RICHMOND, Va. (WWBT) - Delivering packages is something local UPS truck driver James Trusty enjoys doing day in and day out.
James Trusty said he has been to the hospital twice, once with kidney failure, due to heat-related stress. / Source: WWBT
“UPS has provided me, my family and everyone I know who works there with a great life,” Trusty said.
But Trusty says many of those days spent driving in record-breaking heat during the summer can be brutal, especially when the truck he drives has no air conditioning.
“The front of the truck has no relief, no air conditioning, no cool air and no way to really cool off,” Trusty said.
Trusty says some weeks he spends upwards of $200 on bags of ice and extra water bottles to beat the heat.
“I sweat a lot, and I can’t put it back in me as fast as I’m losing it,” Trusty said. “I can’t keep spending $200 a week on drinks."
But Trusty’s isn’t sweating this problem out alone. There are UPS trucks all over the country running without A/C and cargo areas reach a scorching 150 degrees or more.
It’s working conditions like this that Trusty says are the reason he had to go to the hospital on more than one occasion.
“I’ve ended up in the hospital twice now because of it,” Trusty said. “I was throwing up profusely, so I drove to the hospital and my kidney’s were in failure, and I actually needed five-liter bags filled of fluid before I could pee once.”
A national analysis conducted by NBC, found that there were 107 reports in 23 states of UPS employees being admitted to the hospital for heat-related illnesses.

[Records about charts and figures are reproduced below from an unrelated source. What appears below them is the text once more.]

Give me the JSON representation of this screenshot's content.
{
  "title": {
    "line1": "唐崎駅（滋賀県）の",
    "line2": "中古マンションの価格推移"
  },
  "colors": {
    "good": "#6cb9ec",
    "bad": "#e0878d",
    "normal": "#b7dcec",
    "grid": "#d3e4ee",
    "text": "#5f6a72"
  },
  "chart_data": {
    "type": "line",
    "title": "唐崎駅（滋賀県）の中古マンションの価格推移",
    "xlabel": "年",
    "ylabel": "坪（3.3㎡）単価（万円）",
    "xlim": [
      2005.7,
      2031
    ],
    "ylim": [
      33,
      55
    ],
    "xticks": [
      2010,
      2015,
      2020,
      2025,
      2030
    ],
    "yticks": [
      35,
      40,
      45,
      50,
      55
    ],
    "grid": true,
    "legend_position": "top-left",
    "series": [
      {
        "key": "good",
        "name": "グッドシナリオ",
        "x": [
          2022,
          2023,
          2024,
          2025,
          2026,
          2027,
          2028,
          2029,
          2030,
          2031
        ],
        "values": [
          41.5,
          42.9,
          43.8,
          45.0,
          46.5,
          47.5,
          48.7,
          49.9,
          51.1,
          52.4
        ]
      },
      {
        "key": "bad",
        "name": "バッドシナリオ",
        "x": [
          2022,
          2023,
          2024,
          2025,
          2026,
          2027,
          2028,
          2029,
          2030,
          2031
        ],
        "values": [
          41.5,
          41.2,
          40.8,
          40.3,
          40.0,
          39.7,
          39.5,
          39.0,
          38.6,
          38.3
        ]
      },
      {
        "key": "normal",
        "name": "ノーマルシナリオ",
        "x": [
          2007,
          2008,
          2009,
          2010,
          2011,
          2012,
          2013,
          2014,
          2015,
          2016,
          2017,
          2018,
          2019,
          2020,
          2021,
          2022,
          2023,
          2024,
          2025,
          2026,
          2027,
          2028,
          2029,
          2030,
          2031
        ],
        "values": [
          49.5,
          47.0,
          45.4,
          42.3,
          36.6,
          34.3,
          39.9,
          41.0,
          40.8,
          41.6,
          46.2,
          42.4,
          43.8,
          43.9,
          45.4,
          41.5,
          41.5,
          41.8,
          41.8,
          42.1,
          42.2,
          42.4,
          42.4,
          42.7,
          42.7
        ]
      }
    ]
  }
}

But UPS says the number of heat-related hospital visits cited in the analysis is just 0.9 percent of it’s 118,000 driver workforce and that pre-existing personal medical conditions contributed to several of the incidents.
They also add that air conditioning would not be effective in its small package delivery fleet, since its drivers make stops on average every two to three minutes and spend a significant portion of their time outside of the vehicle and at each stop, the engine is turned off, doors are closed and the vehicle is secured.

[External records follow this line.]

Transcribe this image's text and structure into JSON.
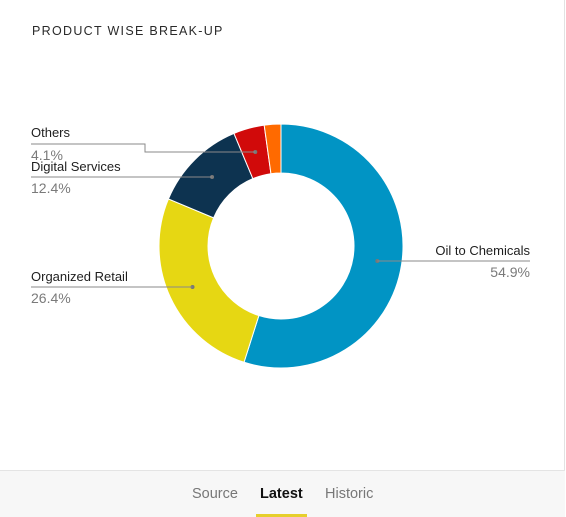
{
  "header": {
    "title": "PRODUCT WISE BREAK-UP"
  },
  "tabs": [
    {
      "label": "Source",
      "active": false
    },
    {
      "label": "Latest",
      "active": true
    },
    {
      "label": "Historic",
      "active": false
    }
  ],
  "colors": {
    "tab_underline": "#e6cf2c"
  },
  "chart_data": {
    "type": "pie",
    "variant": "donut",
    "title": "PRODUCT WISE BREAK-UP",
    "slices": [
      {
        "name": "Oil to Chemicals",
        "value": 54.9,
        "value_label": "54.9%",
        "color": "#0194c4",
        "labeled": true
      },
      {
        "name": "Organized Retail",
        "value": 26.4,
        "value_label": "26.4%",
        "color": "#e6d713",
        "labeled": true
      },
      {
        "name": "Digital Services",
        "value": 12.4,
        "value_label": "12.4%",
        "color": "#0d3350",
        "labeled": true
      },
      {
        "name": "Others",
        "value": 4.1,
        "value_label": "4.1%",
        "color": "#d10a0a",
        "labeled": true
      },
      {
        "name": "",
        "value": 2.2,
        "value_label": "",
        "color": "#ff6a00",
        "labeled": false
      }
    ],
    "legend": "none"
  }
}
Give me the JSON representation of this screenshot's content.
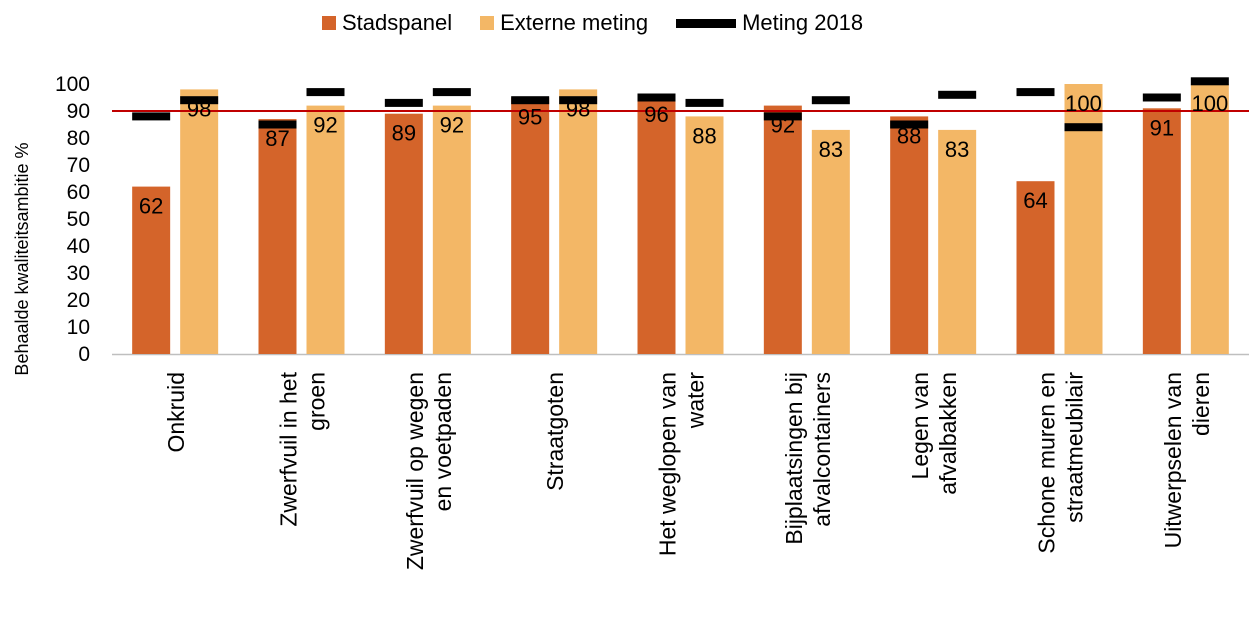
{
  "chart_data": {
    "type": "bar",
    "ylabel": "Behaalde kwaliteitsambitie %",
    "xlabel": "",
    "ylim": [
      0,
      100
    ],
    "y_ticks": [
      "0",
      "10",
      "20",
      "30",
      "40",
      "50",
      "60",
      "70",
      "80",
      "90",
      "100"
    ],
    "ambition_line": 90,
    "categories": [
      [
        "Onkruid"
      ],
      [
        "Zwerfvuil in het",
        "groen"
      ],
      [
        "Zwerfvuil op wegen",
        "en voetpaden"
      ],
      [
        "Straatgoten"
      ],
      [
        "Het weglopen van",
        "water"
      ],
      [
        "Bijplaatsingen bij",
        "afvalcontainers"
      ],
      [
        "Legen van",
        "afvalbakken"
      ],
      [
        "Schone muren en",
        "straatmeubilair"
      ],
      [
        "Uitwerpselen van",
        "dieren"
      ]
    ],
    "series": [
      {
        "name": "Stadspanel",
        "values": [
          62,
          87,
          89,
          95,
          96,
          92,
          88,
          64,
          91
        ],
        "color": "#d4642a"
      },
      {
        "name": "Externe meting",
        "values": [
          98,
          92,
          92,
          98,
          88,
          83,
          83,
          100,
          100
        ],
        "color": "#f3b766"
      },
      {
        "name": "Meting 2018",
        "color": "#000000",
        "stadspanel": [
          88,
          85,
          93,
          94,
          95,
          88,
          85,
          97,
          95
        ],
        "externe": [
          94,
          97,
          97,
          94,
          93,
          94,
          96,
          84,
          101
        ]
      }
    ],
    "line_color": "#c00000"
  },
  "legend": {
    "stadspanel": "Stadspanel",
    "externe": "Externe meting",
    "meting": "Meting 2018"
  }
}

UPS says conventional A/C systems are not effective in cooling the large cab of delivery vehicles operating with frequent on/off engine and A/C system cycles. A/C Units in their smaller shipping trucks would be ineffective in cooling the cabs of the delivery vehicles given the amount of time drivers spend outside making deliveries.
UPS says it assists drivers and other employees who work in hot locations by providing training and awareness, bottled water, ice, cooling towels and other assistance to operate safely in outdoor conditions.

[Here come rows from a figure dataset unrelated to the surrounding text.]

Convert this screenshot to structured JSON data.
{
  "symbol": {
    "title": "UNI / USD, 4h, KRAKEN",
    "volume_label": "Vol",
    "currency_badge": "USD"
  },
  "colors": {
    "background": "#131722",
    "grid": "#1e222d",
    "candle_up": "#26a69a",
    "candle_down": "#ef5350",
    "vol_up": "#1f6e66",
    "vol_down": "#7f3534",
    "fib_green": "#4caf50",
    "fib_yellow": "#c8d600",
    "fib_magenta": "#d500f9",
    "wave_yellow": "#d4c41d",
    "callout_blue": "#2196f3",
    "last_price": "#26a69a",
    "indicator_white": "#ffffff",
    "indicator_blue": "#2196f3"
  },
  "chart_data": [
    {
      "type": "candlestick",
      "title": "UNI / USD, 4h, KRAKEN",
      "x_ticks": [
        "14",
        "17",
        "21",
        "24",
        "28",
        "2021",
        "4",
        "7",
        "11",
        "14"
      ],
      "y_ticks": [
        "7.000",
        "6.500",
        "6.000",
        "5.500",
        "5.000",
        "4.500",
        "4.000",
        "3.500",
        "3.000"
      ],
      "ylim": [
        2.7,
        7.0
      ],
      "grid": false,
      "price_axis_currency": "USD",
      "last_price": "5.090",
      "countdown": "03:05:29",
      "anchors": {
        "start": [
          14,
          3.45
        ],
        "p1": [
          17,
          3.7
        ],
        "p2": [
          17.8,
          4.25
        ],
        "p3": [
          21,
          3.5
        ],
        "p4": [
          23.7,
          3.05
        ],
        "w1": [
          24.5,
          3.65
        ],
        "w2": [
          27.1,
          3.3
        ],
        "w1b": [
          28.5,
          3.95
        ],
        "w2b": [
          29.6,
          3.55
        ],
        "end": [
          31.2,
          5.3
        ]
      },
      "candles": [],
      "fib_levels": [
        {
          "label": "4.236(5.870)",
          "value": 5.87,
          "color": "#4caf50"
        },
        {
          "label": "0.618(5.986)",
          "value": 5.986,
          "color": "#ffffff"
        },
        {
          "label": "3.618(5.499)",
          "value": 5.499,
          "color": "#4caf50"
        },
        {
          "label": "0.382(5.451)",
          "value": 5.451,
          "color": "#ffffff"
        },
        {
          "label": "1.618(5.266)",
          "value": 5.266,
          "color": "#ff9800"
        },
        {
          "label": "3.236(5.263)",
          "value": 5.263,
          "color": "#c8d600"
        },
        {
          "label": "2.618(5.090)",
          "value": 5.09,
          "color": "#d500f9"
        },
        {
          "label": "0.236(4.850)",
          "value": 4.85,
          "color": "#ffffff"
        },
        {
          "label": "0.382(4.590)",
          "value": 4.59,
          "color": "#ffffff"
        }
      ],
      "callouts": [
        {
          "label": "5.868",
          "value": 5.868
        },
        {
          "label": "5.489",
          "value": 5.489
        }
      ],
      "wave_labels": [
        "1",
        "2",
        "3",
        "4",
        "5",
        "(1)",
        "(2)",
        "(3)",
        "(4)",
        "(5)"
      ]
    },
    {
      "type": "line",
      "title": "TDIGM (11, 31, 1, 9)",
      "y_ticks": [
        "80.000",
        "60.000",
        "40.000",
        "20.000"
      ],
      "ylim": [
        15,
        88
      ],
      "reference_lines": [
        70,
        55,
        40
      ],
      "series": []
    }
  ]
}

But Trusty says it’s not enough.
“I’m very thankful for the job I have the company is great, but the environment we work in is not and that’s tough,” Trusty said.
Despite this, Trusty still loves his job and hopes UPS can work more with employees to get them more relief from the heat otherwise he’s not sure how long he’ll last.
“I’m not going to be able to do this for 30 years if this is the kind of summer I go through every year,” Trusty said.
In a statement UPS said that they appreciate the contributions made by its entire workforce, but believe employees must share responsibility for maintaining their health and readiness for work.
UPS says that it does not condone any of its employees to keep working to the point that they risk their health and that If an employee ever feels ill for any reason, they are to stop and notify their delivery center management.